For determinations made after 2008, any determination of area
median gross income with respect to a project shall not be
less than the immediately preceding year. HUD Hold Harmless
projects face differing adjustment guidelines set forth more
fully in the Act.
- Eligibility of Foster Care Students. For
determinations made after the Effective Date, foster care
students do not disqualify a unit for purposes of the student
rule.
- General Public Use Clarifications. For a
building placed in service before, on or after the Effective
Date, a building will not be disqualified as a low-income
building solely because occupancy of the building is
restricted to, or preference is given to, individuals (a)
with special needs, (b) who are members of a specified group
under a federal program or state program or policy that
supports housing for such a specified group or (c) who are
involved in artistic or literary activities. The housing must
still comply with applicable Fair Housing laws.

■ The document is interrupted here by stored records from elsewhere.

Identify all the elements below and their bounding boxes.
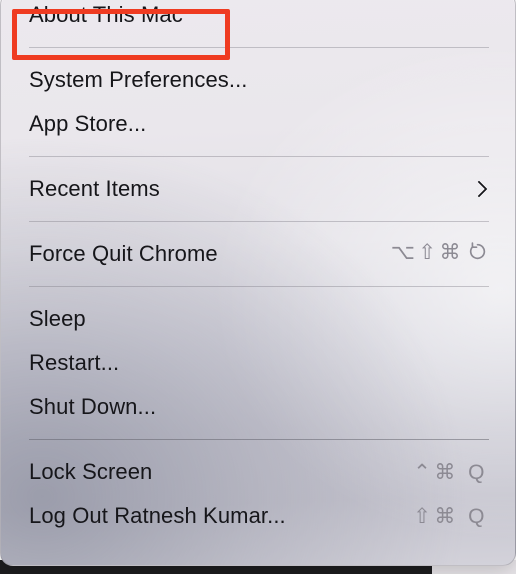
menu-separator	[29, 439, 489, 440]
menu-item-label: About This Mac	[29, 2, 183, 27]
escape-key-icon	[467, 241, 488, 268]
menu-item-sleep[interactable]: Sleep	[1, 297, 515, 341]
screenshot-root: About This Mac System Preferences... App…	[0, 0, 516, 574]
menu-item-label: Shut Down...	[29, 394, 157, 419]
menu-item-system-preferences[interactable]: System Preferences...	[1, 58, 515, 102]
menu-item-label: Restart...	[29, 350, 120, 375]
apple-menu-panel: About This Mac System Preferences... App…	[0, 0, 516, 566]
menu-separator	[29, 286, 489, 287]
shortcut-modifiers: ⌥⇧⌘	[390, 241, 464, 264]
menu-item-shut-down[interactable]: Shut Down...	[1, 385, 515, 429]
menu-item-label: App Store...	[29, 111, 147, 136]
menu-item-label: Log Out Ratnesh Kumar...	[29, 503, 286, 528]
menu-item-shortcut: ⇧⌘ Q	[413, 504, 488, 528]
menu-item-shortcut: ⌥⇧⌘	[391, 240, 489, 268]
menu-item-label: Recent Items	[29, 176, 160, 201]
menu-item-recent-items[interactable]: Recent Items	[1, 167, 515, 211]
menu-item-label: Lock Screen	[29, 459, 153, 484]
menu-item-restart[interactable]: Restart...	[1, 341, 515, 385]
menu-item-force-quit-chrome[interactable]: Force Quit Chrome ⌥⇧⌘	[1, 232, 515, 276]
apple-menu-list: About This Mac System Preferences... App…	[1, 0, 515, 538]
menu-item-about-this-mac[interactable]: About This Mac	[1, 0, 515, 37]
menu-item-label: Sleep	[29, 306, 86, 331]
menu-separator	[29, 221, 489, 222]
menu-item-app-store[interactable]: App Store...	[1, 102, 515, 146]
menu-item-lock-screen[interactable]: Lock Screen ⌃⌘ Q	[1, 450, 515, 494]
menu-separator	[29, 156, 489, 157]
menu-item-log-out[interactable]: Log Out Ratnesh Kumar... ⇧⌘ Q	[1, 494, 515, 538]
menu-item-label: Force Quit Chrome	[29, 241, 218, 266]
menu-separator	[29, 47, 489, 48]
menu-item-label: System Preferences...	[29, 67, 248, 92]
chevron-right-icon	[473, 179, 485, 199]
menu-item-shortcut: ⌃⌘ Q	[413, 460, 488, 484]
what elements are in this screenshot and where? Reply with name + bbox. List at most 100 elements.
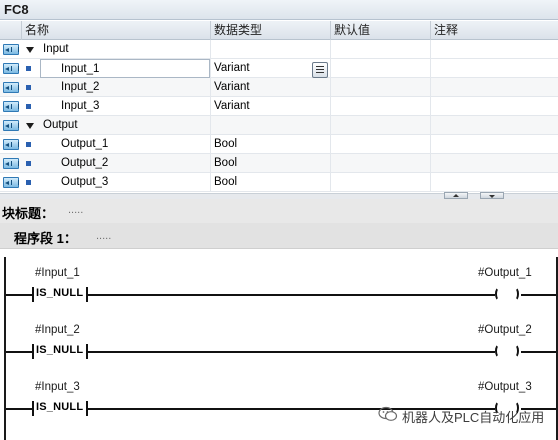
row-datatype: [210, 40, 330, 59]
contact-left-bar: [32, 287, 34, 302]
row-default[interactable]: [330, 135, 430, 154]
row-datatype[interactable]: Variant: [210, 78, 330, 97]
datatype-browse-button[interactable]: [312, 62, 328, 78]
row-default[interactable]: [330, 78, 430, 97]
table-row-input-section[interactable]: Input: [0, 40, 558, 59]
interface-param-icon: [3, 177, 19, 188]
interface-param-icon: [3, 101, 19, 112]
interface-param-icon: [3, 44, 19, 55]
column-header-datatype[interactable]: 数据类型: [210, 21, 330, 40]
coil-right[interactable]: [511, 344, 519, 358]
element-marker-icon: [26, 66, 31, 71]
contact-operand[interactable]: #Input_1: [35, 267, 80, 279]
arrow-down-icon: [489, 195, 495, 198]
interface-param-icon: [3, 82, 19, 93]
is-null-contact[interactable]: IS_NULL: [36, 287, 83, 299]
element-marker-icon: [26, 142, 31, 147]
column-header-name[interactable]: 名称: [21, 21, 210, 40]
column-header-default[interactable]: 默认值: [330, 21, 430, 40]
row-default[interactable]: [330, 173, 430, 192]
header-icon-column: [0, 21, 21, 40]
element-marker-icon: [26, 180, 31, 185]
contact-left-bar: [32, 401, 34, 416]
row-datatype[interactable]: Bool: [210, 135, 330, 154]
table-row-input-1[interactable]: Input_1 Variant: [0, 59, 558, 78]
row-default[interactable]: [330, 154, 430, 173]
row-default[interactable]: [330, 59, 430, 78]
block-title-label: 块标题：: [2, 206, 55, 221]
rung-wire: [6, 408, 32, 410]
row-name[interactable]: Input_2: [40, 78, 210, 97]
collapse-triangle-icon[interactable]: [26, 47, 34, 53]
row-name-edit[interactable]: Input_1: [40, 59, 210, 78]
table-row-output-1[interactable]: Output_1 Bool: [0, 135, 558, 154]
column-header-comment[interactable]: 注释: [430, 21, 558, 40]
row-name[interactable]: Output_3: [40, 173, 210, 192]
block-title-bar[interactable]: 块标题： .....: [0, 199, 558, 223]
interface-table: 名称 数据类型 默认值 注释 Input Input_1 Variant Inp…: [0, 21, 558, 193]
rung-wire: [6, 351, 32, 353]
row-comment[interactable]: [430, 135, 558, 154]
table-row-output-3[interactable]: Output_3 Bool: [0, 173, 558, 192]
block-header: FC8: [0, 0, 558, 20]
element-marker-icon: [26, 161, 31, 166]
row-datatype[interactable]: Bool: [210, 154, 330, 173]
row-comment: [430, 40, 558, 59]
splitter-up-button[interactable]: [444, 192, 468, 199]
table-row-input-2[interactable]: Input_2 Variant: [0, 78, 558, 97]
coil-left[interactable]: [495, 344, 503, 358]
rung-wire: [521, 294, 556, 296]
row-comment: [430, 116, 558, 135]
row-datatype[interactable]: Variant: [210, 97, 330, 116]
interface-param-icon: [3, 63, 19, 74]
interface-param-icon: [3, 158, 19, 169]
coil-operand[interactable]: #Output_3: [478, 381, 532, 393]
table-row-output-section[interactable]: Output: [0, 116, 558, 135]
arrow-up-icon: [453, 194, 459, 197]
row-default: [330, 40, 430, 59]
row-name[interactable]: Output_2: [40, 154, 210, 173]
row-name[interactable]: Input_3: [40, 97, 210, 116]
table-row-output-2[interactable]: Output_2 Bool: [0, 154, 558, 173]
rung-wire: [6, 294, 32, 296]
block-title-comment[interactable]: .....: [68, 204, 83, 216]
row-name[interactable]: Output_1: [40, 135, 210, 154]
coil-right[interactable]: [511, 287, 519, 301]
row-datatype: [210, 116, 330, 135]
coil-operand[interactable]: #Output_1: [478, 267, 532, 279]
row-comment[interactable]: [430, 154, 558, 173]
row-default: [330, 116, 430, 135]
row-comment[interactable]: [430, 173, 558, 192]
row-comment[interactable]: [430, 97, 558, 116]
contact-operand[interactable]: #Input_3: [35, 381, 80, 393]
element-marker-icon: [26, 104, 31, 109]
block-name: FC8: [4, 2, 29, 17]
row-comment[interactable]: [430, 59, 558, 78]
table-row-input-3[interactable]: Input_3 Variant: [0, 97, 558, 116]
is-null-contact[interactable]: IS_NULL: [36, 344, 83, 356]
row-default[interactable]: [330, 97, 430, 116]
element-marker-icon: [26, 85, 31, 90]
network-title: 程序段 1：: [14, 231, 77, 246]
interface-param-icon: [3, 139, 19, 150]
row-name: Input: [43, 43, 69, 55]
network-comment[interactable]: .....: [96, 230, 111, 242]
contact-operand[interactable]: #Input_2: [35, 324, 80, 336]
row-datatype[interactable]: Bool: [210, 173, 330, 192]
power-rail-left: [4, 257, 6, 440]
network-header[interactable]: 程序段 1： .....: [0, 223, 558, 249]
interface-param-icon: [3, 120, 19, 131]
coil-left[interactable]: [495, 287, 503, 301]
watermark-text: 机器人及PLC自动化应用: [402, 410, 545, 425]
is-null-contact[interactable]: IS_NULL: [36, 401, 83, 413]
coil-operand[interactable]: #Output_2: [478, 324, 532, 336]
wechat-icon: [378, 406, 398, 421]
contact-left-bar: [32, 344, 34, 359]
rung-wire: [88, 294, 495, 296]
row-comment[interactable]: [430, 78, 558, 97]
row-name: Output: [43, 119, 78, 131]
rung-wire: [521, 351, 556, 353]
collapse-triangle-icon[interactable]: [26, 123, 34, 129]
splitter-down-button[interactable]: [480, 192, 504, 199]
rung-wire: [88, 351, 495, 353]
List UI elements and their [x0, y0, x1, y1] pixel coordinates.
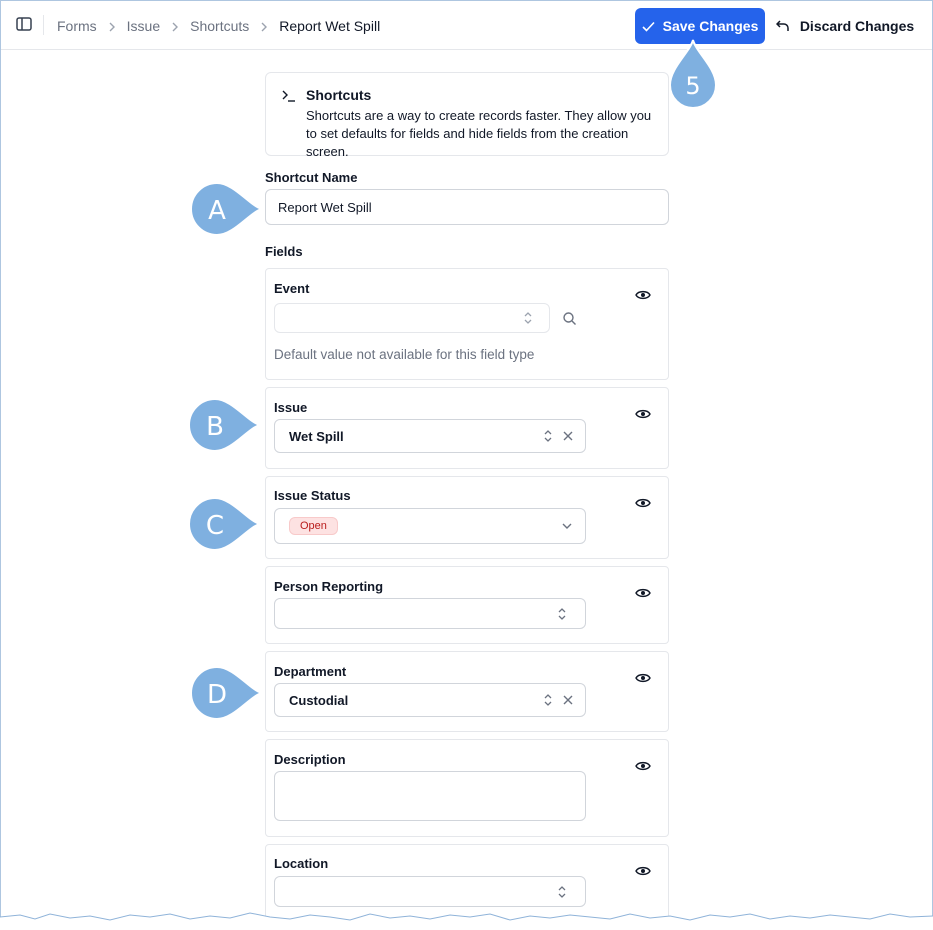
discard-changes-label: Discard Changes [799, 18, 915, 34]
description-label: Description [274, 752, 346, 767]
field-card-issue-status: Issue Status Open [265, 476, 669, 559]
fields-label: Fields [265, 244, 303, 259]
callout-marker-c: C [188, 496, 261, 552]
marker-label: C [206, 511, 224, 541]
torn-edge [0, 912, 933, 930]
chevron-up-down-icon [558, 608, 566, 620]
clear-icon[interactable] [562, 694, 574, 706]
issue-label: Issue [274, 400, 308, 415]
callout-marker-d: D [190, 665, 263, 721]
clear-icon[interactable] [562, 430, 574, 442]
status-badge: Open [289, 517, 338, 535]
department-label: Department [274, 664, 347, 679]
discard-changes-button[interactable]: Discard Changes [775, 8, 915, 44]
breadcrumb-shortcuts[interactable]: Shortcuts [190, 18, 249, 34]
shortcuts-info-card: Shortcuts Shortcuts are a way to create … [265, 72, 669, 159]
field-card-department: Department Custodial [265, 651, 669, 732]
eye-icon[interactable] [634, 494, 652, 512]
department-value: Custodial [289, 693, 349, 708]
chevron-right-icon [160, 18, 190, 33]
eye-icon[interactable] [634, 757, 652, 775]
department-select[interactable]: Custodial [274, 683, 586, 717]
callout-marker-b: B [188, 397, 261, 453]
person-reporting-label: Person Reporting [274, 579, 384, 594]
chevron-right-icon [97, 18, 127, 33]
breadcrumb-current: Report Wet Spill [279, 17, 381, 34]
marker-label: 5 [685, 72, 700, 100]
breadcrumb-issue[interactable]: Issue [127, 18, 160, 34]
shortcut-name-label: Shortcut Name [265, 170, 358, 185]
save-changes-label: Save Changes [662, 18, 759, 34]
chevron-up-down-icon [558, 886, 566, 898]
eye-icon[interactable] [634, 405, 652, 423]
location-label: Location [274, 856, 329, 871]
chevron-down-icon [562, 523, 572, 529]
eye-icon[interactable] [634, 862, 652, 880]
check-icon [642, 21, 655, 32]
toolbar-divider [43, 15, 44, 35]
marker-label: D [207, 680, 227, 710]
issue-select[interactable]: Wet Spill [274, 419, 586, 453]
eye-icon[interactable] [634, 584, 652, 602]
field-card-person-reporting: Person Reporting [265, 566, 669, 644]
description-textarea[interactable] [274, 771, 586, 821]
issue-status-label: Issue Status [274, 488, 351, 503]
chevron-right-icon [249, 18, 279, 33]
undo-icon [775, 20, 789, 31]
callout-marker-a: A [190, 181, 263, 237]
eye-icon[interactable] [634, 669, 652, 687]
person-reporting-select[interactable] [274, 598, 586, 629]
field-card-issue: Issue Wet Spill [265, 387, 669, 469]
event-select[interactable] [274, 303, 550, 333]
chevron-up-down-icon [544, 694, 552, 706]
chevron-up-down-icon [544, 430, 552, 442]
breadcrumb-forms[interactable]: Forms [57, 18, 97, 34]
field-card-event: Event Default value not available for th… [265, 268, 669, 380]
chevron-up-down-icon [524, 312, 532, 324]
issue-status-select[interactable]: Open [274, 508, 586, 544]
search-icon[interactable] [562, 311, 577, 326]
terminal-icon [282, 90, 295, 102]
marker-label: B [206, 412, 224, 442]
shortcut-name-input[interactable] [265, 189, 669, 225]
eye-icon[interactable] [634, 286, 652, 304]
event-hint: Default value not available for this fie… [274, 347, 535, 362]
field-card-description: Description [265, 739, 669, 837]
info-description: Shortcuts are a way to create records fa… [306, 108, 652, 159]
breadcrumb: Forms Issue Shortcuts Report Wet Spill [57, 1, 380, 50]
marker-label: A [208, 196, 226, 226]
location-select[interactable] [274, 876, 586, 907]
event-label: Event [274, 281, 310, 296]
sidebar-toggle-icon[interactable] [15, 15, 33, 33]
info-title: Shortcuts [306, 87, 372, 103]
top-bar: Forms Issue Shortcuts Report Wet Spill S… [1, 1, 932, 50]
callout-marker-5: 5 [668, 39, 718, 109]
issue-value: Wet Spill [289, 429, 344, 444]
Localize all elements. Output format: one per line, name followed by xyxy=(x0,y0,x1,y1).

- Military Allowances Excluded from
Income. For determinations made after the Effective
Date and before January 1, 2012, and subject to additional
qualifications set forth in the Act, for certain
"qualified buildings" basic pay allowances provided
by the military will be excluded for the purposes of
determining income.
- Bond Projects: Next Available Unit Rule, Student
Credit Rules and SROs. For determinations made after
the Effective Date, projects financed with tax-exempt bonds
and 4 percent credits, the next available unit rule is now
applied on a building, not project, basis, the student credit
rules will now mirror Section 42, and a unit will not fail to
be deemed a residential unit merely because the unit is a
single-room occupancy unit.
- Section 8 Moderate Rehabilitation. The
prohibition on the use of credits with regard to a building
to which Section 8 moderate rehabilitation assistance is
provided has been repealed.
- Income Recertifications. After the
Effective Date, income recertifications will not be required
for 100 percent low-income projects.
The contents of this update are only a general summary of the Act and are not intended to serve as legal advice related to individual situations or as legal opinions concerning such situations. Counsel should be consulted for legal planning and advice.
The content of this article is intended to provide a general guide to the subject matter. Specialist advice should be sought about your specific circumstances.